#HTE
Serving the Poor Before the Rich: Zipline’s Wonderful Life-Saving Drones
Mobile phone usage was first implemented in developed nations, and after the kinks were worked out, trickled down to developing nations. Citizens of the latter went from shouting across a valley to speaking into a Nokia, and they were able to bypass the landline step entirely. What was once exclusively the domain of the rich came to serve the poor.
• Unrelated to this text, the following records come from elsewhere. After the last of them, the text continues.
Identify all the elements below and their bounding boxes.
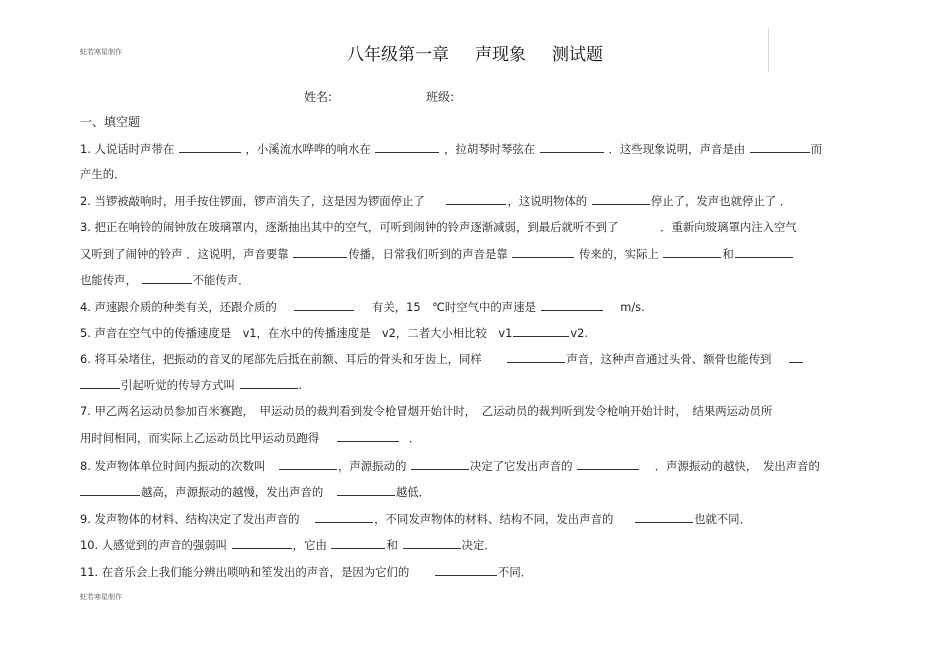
answer-blank[interactable] — [337, 484, 395, 496]
answer-blank[interactable] — [735, 246, 793, 258]
question-line: 8. 发声物体单位时间内振动的次数叫 ，声源振动的 决定了它发出声音的 ．声源振动的越快， 发出声音的 — [80, 459, 820, 473]
answer-blank[interactable] — [331, 537, 385, 549]
answer-blank[interactable] — [663, 246, 721, 258]
answer-blank[interactable] — [592, 193, 650, 205]
question-line: 2. 当锣被敲响时，用手按住锣面，锣声消失了，这是因为锣面停止了 ，这说明物体的 停止了，发声也就停止了 ． — [80, 194, 792, 208]
answer-blank[interactable] — [789, 351, 803, 363]
answer-blank[interactable] — [635, 511, 693, 523]
page-title — [0, 40, 950, 65]
question-line: 11. 在音乐会上我们能分辨出唢呐和笙发出的声音，是因为它们的 不同． — [80, 565, 533, 579]
answer-blank[interactable] — [375, 141, 439, 153]
answer-blank[interactable] — [294, 299, 354, 311]
title-part-2: 声现象 — [475, 45, 526, 65]
answer-blank[interactable] — [750, 141, 810, 153]
section-title: 一、填空题 — [80, 115, 141, 129]
answer-blank[interactable] — [142, 272, 192, 284]
answer-blank[interactable] — [541, 299, 603, 311]
title-part-3: 测试题 — [552, 45, 603, 65]
answer-blank[interactable] — [411, 458, 469, 470]
question-line: 6. 将耳朵堵住，把振动的音叉的尾部先后抵在前额、耳后的骨头和牙齿上，同样 声音，这种声音通过头骨、额骨也能传到 — [80, 351, 874, 366]
answer-blank[interactable] — [293, 246, 347, 258]
question-line: 1. 人说话时声带在 ，小溪流水哗哗的响水在 ，拉胡琴时琴弦在 ．这些现象说明，声音是由 而 — [80, 142, 823, 156]
answer-blank[interactable] — [179, 141, 241, 153]
question-line: 用时间相同，而实际上乙运动员比甲运动员跑得 ． — [80, 431, 421, 445]
answer-blank[interactable] — [512, 246, 574, 258]
answer-blank[interactable] — [507, 351, 565, 363]
answer-blank[interactable] — [435, 564, 497, 576]
answer-blank[interactable] — [623, 219, 659, 231]
answer-blank[interactable] — [232, 537, 292, 549]
answer-blank[interactable] — [446, 193, 506, 205]
answer-blank[interactable] — [80, 484, 140, 496]
question-line: 越高，声源振动的越慢，发出声音的 越低． — [80, 484, 874, 499]
watermark-bottom: 蛀若寒星制作 — [80, 593, 122, 601]
name-label: 姓名: — [304, 90, 333, 104]
question-line: 也能传声， 不能传声． — [80, 273, 250, 287]
question-line: 引起听觉的传导方式叫 . — [80, 377, 874, 392]
answer-blank[interactable] — [540, 141, 604, 153]
question-line: 10. 人感觉到的声音的强弱叫 ，它由 和 决定． — [80, 538, 496, 552]
answer-blank[interactable] — [577, 458, 639, 470]
answer-blank[interactable] — [337, 430, 399, 442]
answer-blank[interactable] — [240, 377, 298, 389]
question-line: 产生的． — [80, 167, 126, 181]
class-label: 班级: — [426, 90, 455, 104]
watermark-top: 蛀若寒星制作 — [80, 48, 122, 56]
title-part-1: 八年级第一章 — [347, 45, 449, 65]
answer-blank[interactable] — [279, 458, 337, 470]
answer-blank[interactable] — [80, 377, 120, 389]
question-line: 4. 声速跟介质的种类有关，还跟介质的 有关，15 ℃时空气中的声速是 m/s. — [80, 300, 645, 314]
question-line: 5. 声音在空气中的传播速度是 v1，在水中的传播速度是 v2，二者大小相比较 v1 v2. — [80, 326, 588, 340]
question-line: 7. 甲乙两名运动员参加百米赛跑， 甲运动员的裁判看到发令枪冒烟开始计时， 乙运动员的裁判听到发令枪响开始计时， 结果两运动员所 — [80, 404, 773, 418]
answer-blank[interactable] — [315, 511, 373, 523]
question-line: 又听到了闹钟的铃声 ．这说明，声音要靠 传播，日常我们听到的声音是靠 传来的，实际上 和 — [80, 246, 874, 261]
question-line: 9. 发声物体的材料、结构决定了发出声音的 ，不同发声物体的材料、结构不同，发出声音的 也就不同． — [80, 512, 751, 526]
answer-blank[interactable] — [403, 537, 461, 549]
question-line: 3. 把正在响铃的闹钟放在玻璃罩内，逐渐抽出其中的空气，可听到闹钟的铃声逐渐减弱，到最后就听不到了 ．重新向玻璃罩内注入空气 — [80, 220, 797, 234]
answer-blank[interactable] — [513, 325, 569, 337]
A company called Zipline is taking the opposite development route. They’re running trials of their new technology, Zip, in a developing nation first and will bring it to us one-percenters afterwards. Zip is a small, autonomous aircraft with a cargo bay, and the company has been using it to deliver blood, vaccines and medicine to folks in remote regions of Rwanda. (Which is to say, Rwanda. The country is notoriously difficult to travel through by surface.) Zip circles the target, drops its parachute-equipped payload, then whips back around to head for home.
Unlike DHL’s Osprey-like Parcelcopter, Zip is fixed-wing, and they launch the thing like a slingshot and off of a ramp.
It’s also freaking fast; it can do 60 miles per hour, cutting a winding four-hour journey down to a 15-minute straight shot. Take a look at the drone itself and what kind of impact it makes:
Interestingly enough, the project is partially funded by UPS. It’s just a matter of time before we have drone-based package deliveries in the developed world; whether it’s Amazon, DHL or UPS that gets there first, it won’t be long before our Cottonelle toilet paper and Bose headphones fall out of the sky and onto our front lawns. But it’s heartening to see that, whether out of the developers’ philanthropy or being stymied by current FAA regulations, it is the poor who will benefit from the technology first.